Wadud’s Fusion sits within The Willows Inn, a traditional, low-ceilinged village pub with original wooden beams and fireplaces, so the setting has that cosy, old-Essex character rather than a modern high-street restaurant feel. The team describe it as a community pub with a saloon bar, open to everyone, now paired with a Thai and Indian fusion kitchen. It reopened under new management on 26 September 2025, and it’s very much positioned as a place to relax with food and a drink rather than a quick in-and-out meal. If you like the idea of proper sit-down dining in a pub atmosphere, this fits nicely, especially for small groups and couples who want something a bit different from the usual local options.
The opening hours make it feel like a reliable evening plan through most of the week, with Sunday offering a longer daytime window. The stated hours are Monday, Wednesday and Thursday 5pm to 10pm, Friday 5pm to 11pm, Saturday 5pm to 11pm, and Sunday 12pm to 10pm. That Sunday opening is particularly handy if you want a relaxed lunch or an early dinner without waiting until the evening.
The best way to understand Wadud’s Fusion is through the menu style. It blends Thai-inspired small plates and seafood with Indian starters, tandoori-style items, and curry house classics, but the structure keeps it easy to order. You can treat it like a traditional starter-and-main meal, or you can build a “tapas-style” table with several smaller dishes, which works brilliantly for sharing and trying a wider range of flavours.
If you’re deciding what to order, it helps to pick a lane.
If you want a table of starters to share, the opening section has plenty of strong options. Kajang Satay is a good example of their Thai direction, chicken skewers finished on a char-grill with a peanut dressing. Crispy Chilli Beef is another crowd-pleaser style starter, shredded beef deep fried, then tossed in sweet chilli sauce with peppers, onion and spring onions. For seafood lovers, there are crispy tiger prawns in panko breadcrumbs with sweet chilli sauce, plus salt and pepper squid served with a spicy mayo. If you want something more Indian-leaning, chicken or lamb tikka is on the starter list, marinated with spices and yoghurt, then served with salad and mint chutney. Vegetarian and vegan starters are clearly represented too, including onion bhajee, aloo cutlets, and vegetable rolls.
If you want something that feels a bit more special, the menu also includes aromatic crispy duck as a starter style dish, served with steamed pancakes, cucumber and spring onion, with a hoisin-style dressing. It’s the kind of order that turns the table into a sharing experience straight away, especially if you add a couple of small plates alongside it.
For mains, the menu shows a strong seafood section that leans into grilled dishes. Examples include monkfish kebab cooked on a skewer with onions and peppers, served with garlic mayonnaise and salad, grilled salmon seasoned with olive oil and mixed herbs, served with an olive butter sauce and salad, and a king prawn grill at a similar “char-grilled, restaurant main” level. That seafood focus is useful to know because many local Indian restaurants keep seafood limited, whereas here it’s clearly part of the core offering.

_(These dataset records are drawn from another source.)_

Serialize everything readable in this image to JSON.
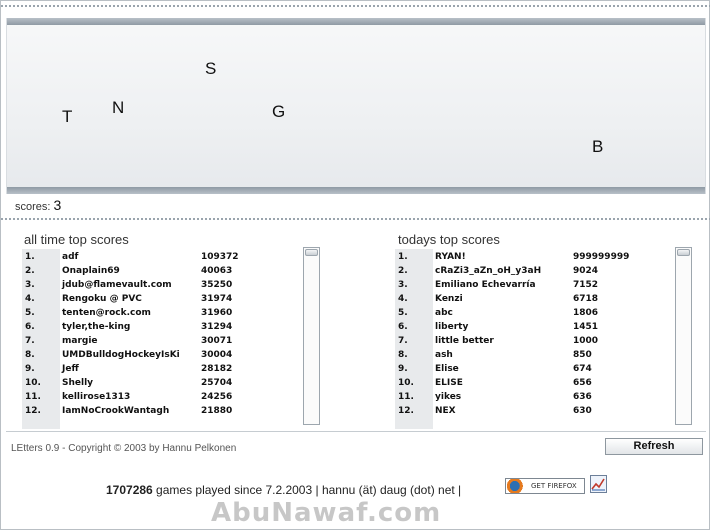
{
  "game": {
    "letters": [
      "S",
      "T",
      "N",
      "G",
      "B"
    ]
  },
  "scores": {
    "label": "scores:",
    "value": "3"
  },
  "all_time": {
    "title": "all time top scores",
    "rows": [
      {
        "rank": "1.",
        "name": "adf",
        "score": "109372"
      },
      {
        "rank": "2.",
        "name": "Onaplain69",
        "score": "40063"
      },
      {
        "rank": "3.",
        "name": "jdub@flamevault.com",
        "score": "35250"
      },
      {
        "rank": "4.",
        "name": "Rengoku @ PVC",
        "score": "31974"
      },
      {
        "rank": "5.",
        "name": "tenten@rock.com",
        "score": "31960"
      },
      {
        "rank": "6.",
        "name": "tyler,the-king",
        "score": "31294"
      },
      {
        "rank": "7.",
        "name": "margie",
        "score": "30071"
      },
      {
        "rank": "8.",
        "name": "UMDBulldogHockeyIsKi",
        "score": "30004"
      },
      {
        "rank": "9.",
        "name": "Jeff",
        "score": "28182"
      },
      {
        "rank": "10.",
        "name": "Shelly",
        "score": "25704"
      },
      {
        "rank": "11.",
        "name": "kellirose1313",
        "score": "24256"
      },
      {
        "rank": "12.",
        "name": "IamNoCrookWantagh",
        "score": "21880"
      }
    ]
  },
  "today": {
    "title": "todays top scores",
    "rows": [
      {
        "rank": "1.",
        "name": "RYAN!",
        "score": "999999999"
      },
      {
        "rank": "2.",
        "name": "cRaZi3_aZn_oH_y3aH",
        "score": "9024"
      },
      {
        "rank": "3.",
        "name": "Emiliano Echevarría",
        "score": "7152"
      },
      {
        "rank": "4.",
        "name": "Kenzi",
        "score": "6718"
      },
      {
        "rank": "5.",
        "name": "abc",
        "score": "1806"
      },
      {
        "rank": "6.",
        "name": "liberty",
        "score": "1451"
      },
      {
        "rank": "7.",
        "name": "little better",
        "score": "1000"
      },
      {
        "rank": "8.",
        "name": "ash",
        "score": "850"
      },
      {
        "rank": "9.",
        "name": "Elise",
        "score": "674"
      },
      {
        "rank": "10.",
        "name": "ELISE",
        "score": "656"
      },
      {
        "rank": "11.",
        "name": "yikes",
        "score": "636"
      },
      {
        "rank": "12.",
        "name": "NEX",
        "score": "630"
      }
    ]
  },
  "footer": {
    "copyright": "LEtters 0.9 - Copyright © 2003 by Hannu Pelkonen",
    "refresh_label": "Refresh",
    "games_count": "1707286",
    "games_text": " games played since 7.2.2003 | hannu (ät) daug (dot) net |",
    "firefox_label": "GET FIREFOX",
    "icons": {
      "firefox": "firefox-globe-icon",
      "stats": "stats-chart-icon"
    }
  },
  "watermark": "AbuNawaf.com"
}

Alongside that, the wider menu categories suggest you can mix Thai curries, Indian traditional curries, chef specialities, noodles, rice, naan breads, and vegetable side dishes, which makes it easy to feed a group with different tastes. If one person wants a fragrant Thai curry, another wants a familiar Indian-style curry, and someone else wants grilled fish or prawns, you’re not forced into one narrow menu. That range is one of the biggest practical benefits of a Thai and Indian fusion kitchen when it’s done sensibly.

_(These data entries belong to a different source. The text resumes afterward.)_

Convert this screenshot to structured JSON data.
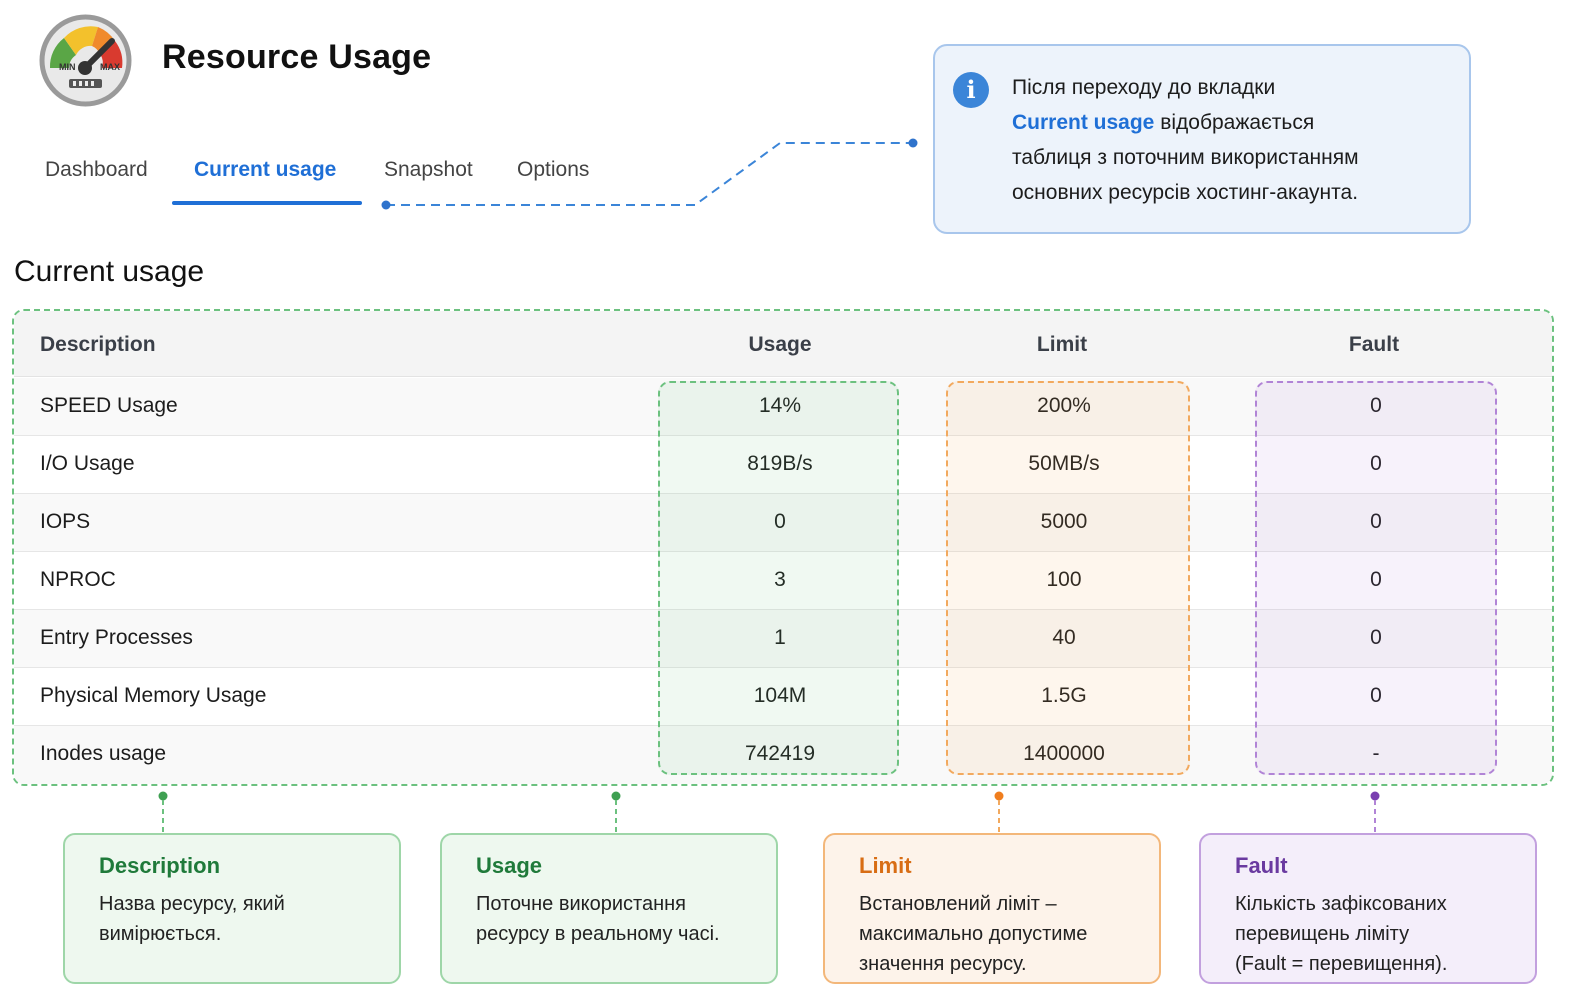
{
  "app": {
    "title": "Resource Usage"
  },
  "logo": {
    "min_label": "MIN",
    "max_label": "MAX",
    "icon": "gauge-icon"
  },
  "tabs": [
    {
      "label": "Dashboard",
      "active": false
    },
    {
      "label": "Current usage",
      "active": true
    },
    {
      "label": "Snapshot",
      "active": false
    },
    {
      "label": "Options",
      "active": false
    }
  ],
  "callout": {
    "line1": "Після переходу до вкладки",
    "highlight": "Current usage",
    "line2": "відображається",
    "line3": "таблиця з поточним використанням",
    "line4": "основних ресурсів хостинг-акаунта."
  },
  "section": {
    "title": "Current usage"
  },
  "table": {
    "headers": {
      "description": "Description",
      "usage": "Usage",
      "limit": "Limit",
      "fault": "Fault"
    },
    "rows": [
      {
        "description": "SPEED Usage",
        "usage": "14%",
        "limit": "200%",
        "fault": "0"
      },
      {
        "description": "I/O Usage",
        "usage": "819B/s",
        "limit": "50MB/s",
        "fault": "0"
      },
      {
        "description": "IOPS",
        "usage": "0",
        "limit": "5000",
        "fault": "0"
      },
      {
        "description": "NPROC",
        "usage": "3",
        "limit": "100",
        "fault": "0"
      },
      {
        "description": "Entry Processes",
        "usage": "1",
        "limit": "40",
        "fault": "0"
      },
      {
        "description": "Physical Memory Usage",
        "usage": "104M",
        "limit": "1.5G",
        "fault": "0"
      },
      {
        "description": "Inodes usage",
        "usage": "742419",
        "limit": "1400000",
        "fault": "-"
      }
    ]
  },
  "legend": {
    "description": {
      "title": "Description",
      "text1": "Назва ресурсу, який",
      "text2": "вимірюється."
    },
    "usage": {
      "title": "Usage",
      "text1": "Поточне використання",
      "text2": "ресурсу в реальному часі."
    },
    "limit": {
      "title": "Limit",
      "text1": "Встановлений ліміт –",
      "text2": "максимально допустиме",
      "text3": "значення ресурсу."
    },
    "fault": {
      "title": "Fault",
      "text1": "Кількість зафіксованих",
      "text2": "перевищень ліміту",
      "text3": "(Fault = перевищення)."
    }
  },
  "colors": {
    "accent": "#1f6fd6",
    "green": "#6cc17f",
    "orange": "#f2a95e",
    "purple": "#b184d6"
  }
}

A simple, confident ordering plan for a first visit could look like this.
For two people who want variety, start with satay plus either salt and pepper squid or crispy tiger prawns, then choose contrasting mains, for example one grilled seafood main and one curry-style main, and finish with rice and a bread to share.
For a group, order three or four starters to share, such as crispy chilli beef, chicken tikka, onion bhajee and vegetable rolls, then let everyone pick their own main direction from Thai curry, Indian curry, or grilled dishes, and add extra rice and naan for the middle of the table.
For a more relaxed Sunday visit, arrive earlier and treat it like a longer sit-down, starters to share, mains that cover both Thai and Indian sides of the menu, then stay for a drink in the pub setting after.
Dietary options are easier to handle here than in many mixed-cuisine menus, but it’s still important to stick to what’s actually shown. The menu labels vegetarian and vegan items, with several starters clearly marked, such as onion bhajee, aloo cutlets, and vegetable rolls. Beyond that, specific gluten-free options are not stated as a dedicated category, and at least one dish note highlights gluten in pancakes, so if you need strict gluten-free choices or you have allergies, it’s best to contact the restaurant directly and confirm what’s suitable before ordering.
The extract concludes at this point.